The official said that his friend, one of the Fukushima 50, told him that he was not afraid to die, that that was his job.
Cham Dallas, who led teams responding to the Chernobyl disaster, said that kind of response is not out of the normal for some workers in the nuclear energy sector.
"(In) my experience of people in the action area of nuclear power is much like that," Dallas said.
The 50 are working amid decreasing but still dangerously high levels of radiation.
"The longer they stay the more dangerous it becomes for them," said expert Margaret Harding. "I think it is a testament to their guts for them to say, 'We'll stay and if that means we go, we go.'"
If the contamination threat isn't contained in a few weeks, finding enough workers willing to face the risks could become a crucial challenge.

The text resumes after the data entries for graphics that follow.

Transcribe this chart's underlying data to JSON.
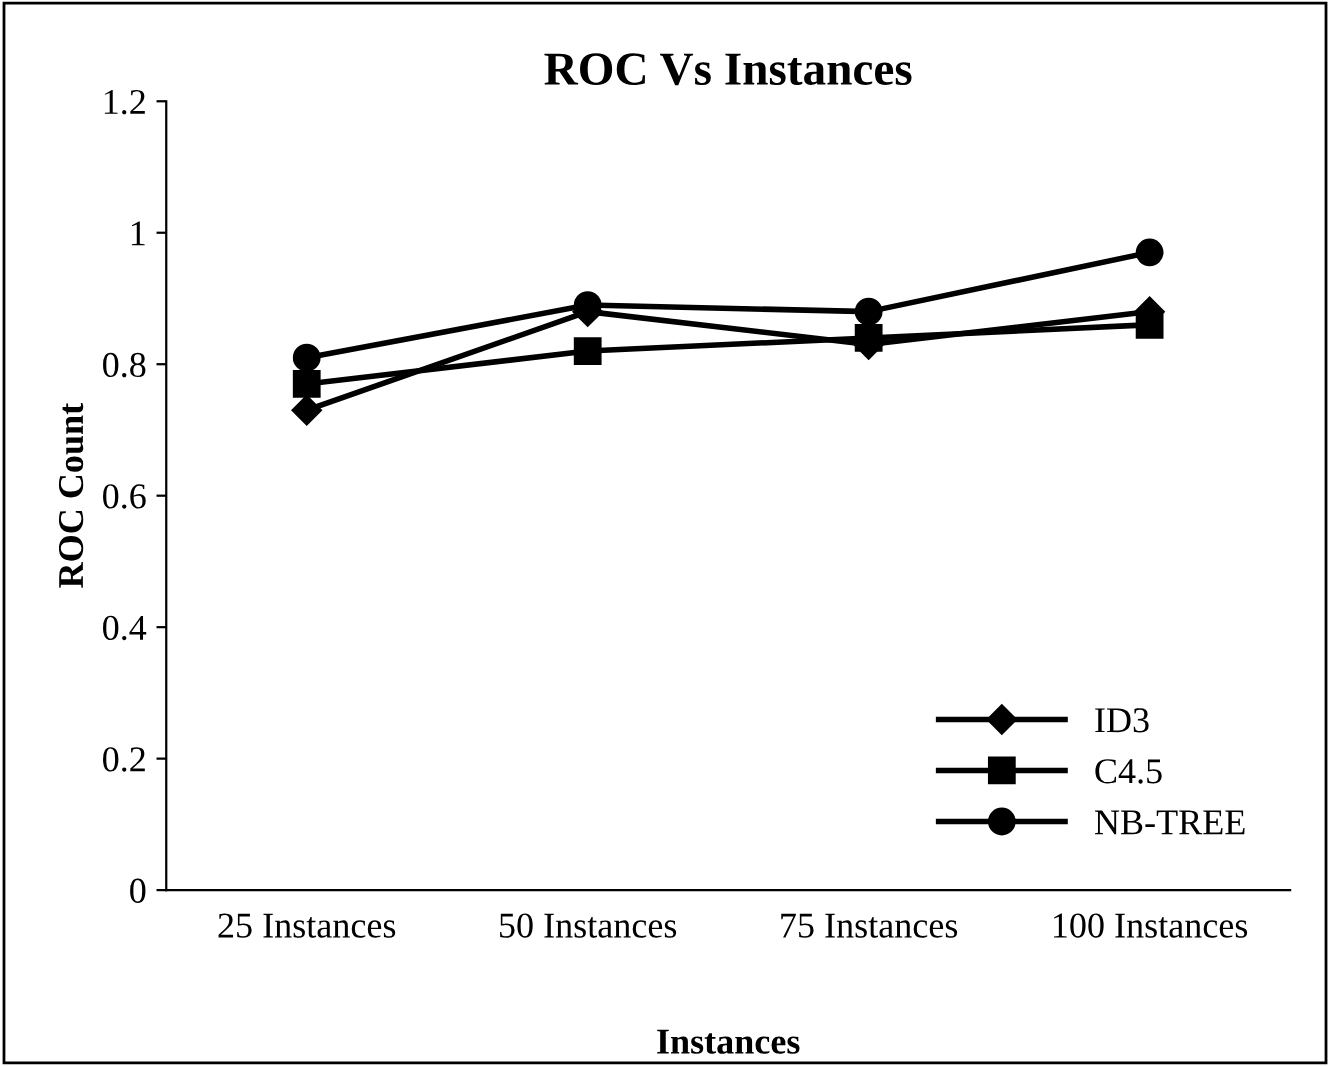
{
  "chart_data": {
    "type": "line",
    "title": "ROC Vs Instances",
    "xlabel": "Instances",
    "ylabel": "ROC Count",
    "categories": [
      "25 Instances",
      "50 Instances",
      "75 Instances",
      "100 Instances"
    ],
    "series": [
      {
        "name": "ID3",
        "color": "#000000",
        "marker": "diamond",
        "values": [
          0.73,
          0.88,
          0.83,
          0.88
        ]
      },
      {
        "name": "C4.5",
        "color": "#000000",
        "marker": "square",
        "values": [
          0.77,
          0.82,
          0.84,
          0.86
        ]
      },
      {
        "name": "NB-TREE",
        "color": "#000000",
        "marker": "circle",
        "values": [
          0.81,
          0.89,
          0.88,
          0.97
        ]
      }
    ],
    "ylim": [
      0,
      1.2
    ],
    "yticks": [
      0,
      0.2,
      0.4,
      0.6,
      0.8,
      1,
      1.2
    ],
    "grid": false,
    "legend": "bottom right",
    "line_style": "solid"
  }
}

Dallas said he expects that in that scenario, the Japanese energy authorities may have to find volunteers willing to undergo similar dangers, which will be hard to do, but not impossible.

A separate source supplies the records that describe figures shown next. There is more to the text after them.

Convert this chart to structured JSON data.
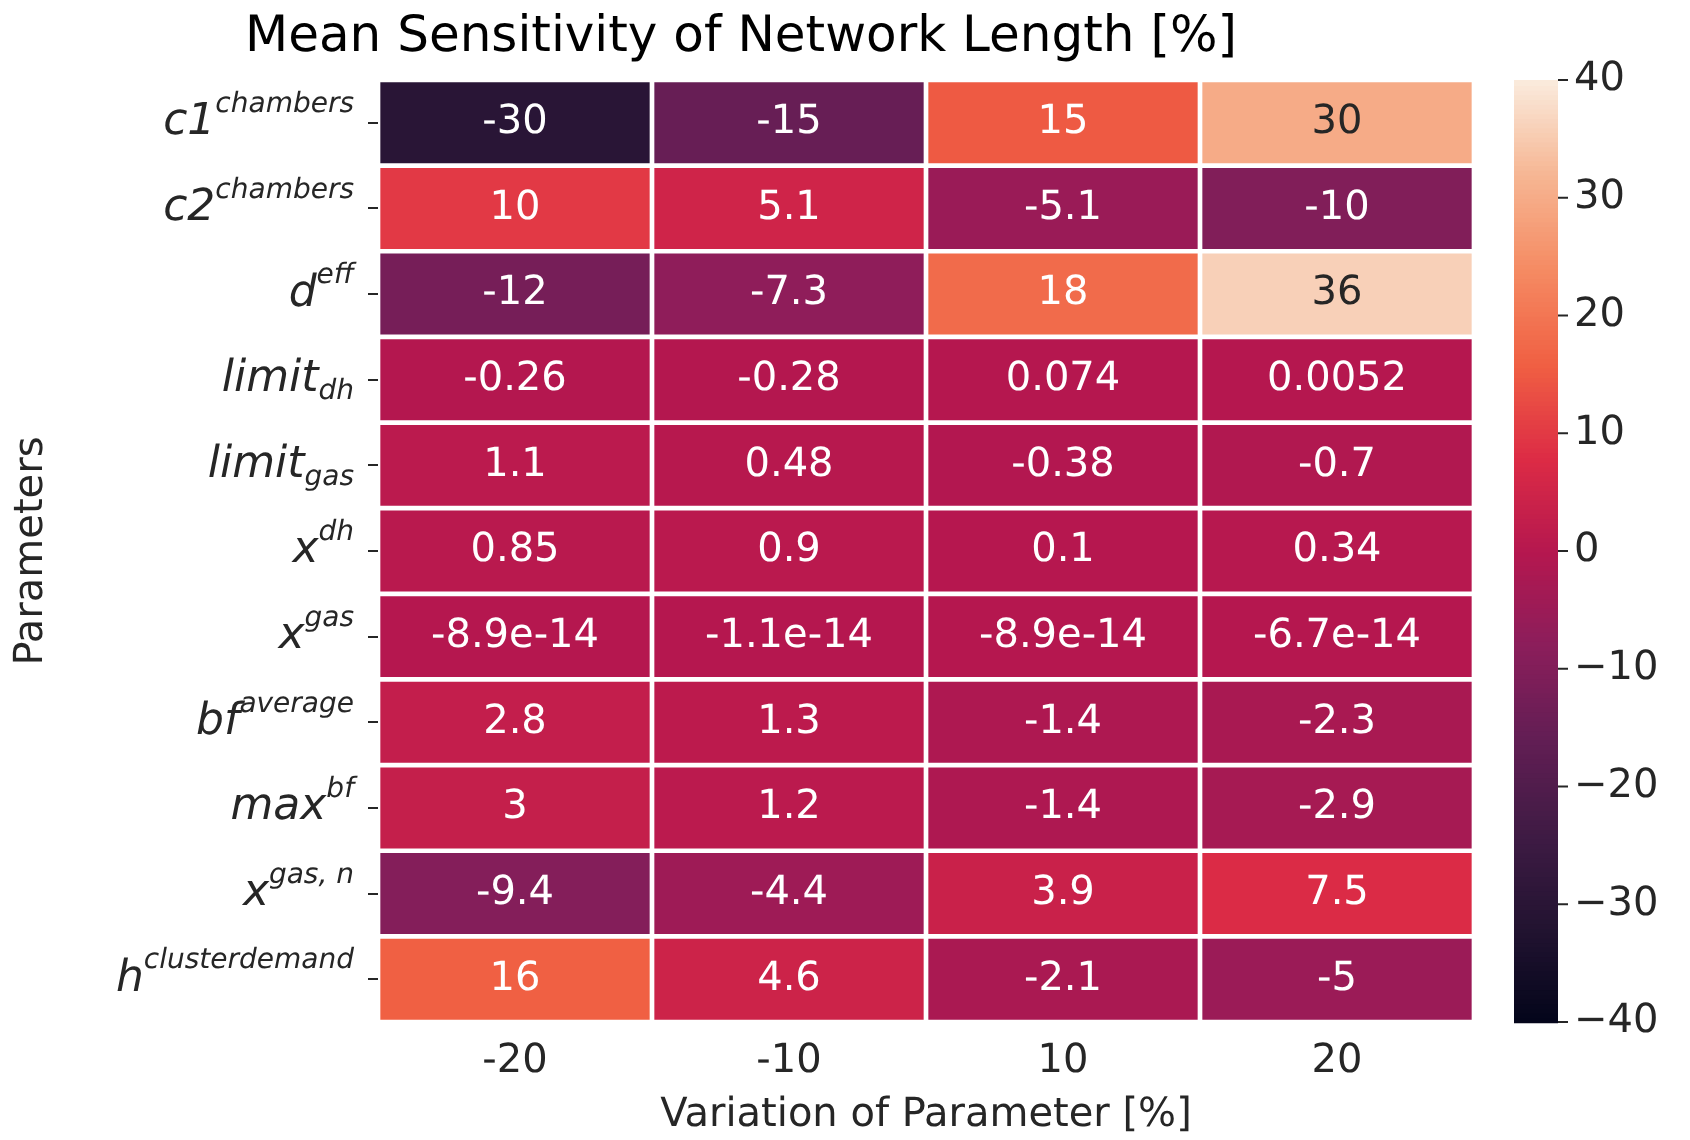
{
  "chart_data": {
    "type": "heatmap",
    "title": "Mean Sensitivity of Network Length [%]",
    "xlabel": "Variation of Parameter [%]",
    "ylabel": "Parameters",
    "categories": [
      "-20",
      "-10",
      "10",
      "20"
    ],
    "y_categories": [
      "c1$^{chambers}$",
      "c2$^{chambers}$",
      "d$^{eff}$",
      "limit$_{dh}$",
      "limit$_{gas}$",
      "x$^{dh}$",
      "x$^{gas}$",
      "bf$^{average}$",
      "max$^{bf}$",
      "x$^{gas, n}$",
      "h$^{clusterdemand}$"
    ],
    "cells": [
      [
        -30,
        -15,
        15,
        30
      ],
      [
        10,
        5.1,
        -5.1,
        -10
      ],
      [
        -12,
        -7.3,
        18,
        36
      ],
      [
        -0.26,
        -0.28,
        0.074,
        0.0052
      ],
      [
        1.1,
        0.48,
        -0.38,
        -0.7
      ],
      [
        0.85,
        0.9,
        0.1,
        0.34
      ],
      [
        -8.9e-14,
        -1.1e-14,
        -8.9e-14,
        -6.7e-14
      ],
      [
        2.8,
        1.3,
        -1.4,
        -2.3
      ],
      [
        3,
        1.2,
        -1.4,
        -2.9
      ],
      [
        -9.4,
        -4.4,
        3.9,
        7.5
      ],
      [
        16,
        4.6,
        -2.1,
        -5
      ]
    ],
    "clim": [
      -40,
      40
    ],
    "cticks": [
      -40,
      -30,
      -20,
      -10,
      0,
      10,
      20,
      30,
      40
    ],
    "data_labels": true
  }
}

Keep in mind they'd be volunteering to head into a place so potentially dangerous, that anyone within 20 miles of it was just asked to evacuate.
Heros come in all shapes, sizes and professions.
True.
Some of these kamikaze nuclear workers will die from radiation. No Japanese civilians will -— my prediction
Actually, they are their grandchildren.
50 Japanese “Mr. Spocks” as in “The Wrath of Kahn”. Brave men deserving of our highest respect.
This people are allready heros.
Japan should build a monument for every single one of them.
(Because i fear they will have to pay the ultimate price for their heroic deeds)
bttt
Greater love hath no man than this, that a man lay down his life for his friends.
John 15:13
God bless you. The job must be done.
Four more of the workers are missing since the fire in reactor #4 this afternoon.
These individuals are nothing short of Japanese national heros.
Even cops, sometimes, my FRiend. :-)
But that's besides the point here.
So true.
An estimated 70 percent of the nuclear fuel rods have been damaged at the troubled No. 1 reactor of the Fukushima No.1 nuclear power plant and 33 percent at the No. 2 reactor, Tokyo Electric Power Co. said Wednesday.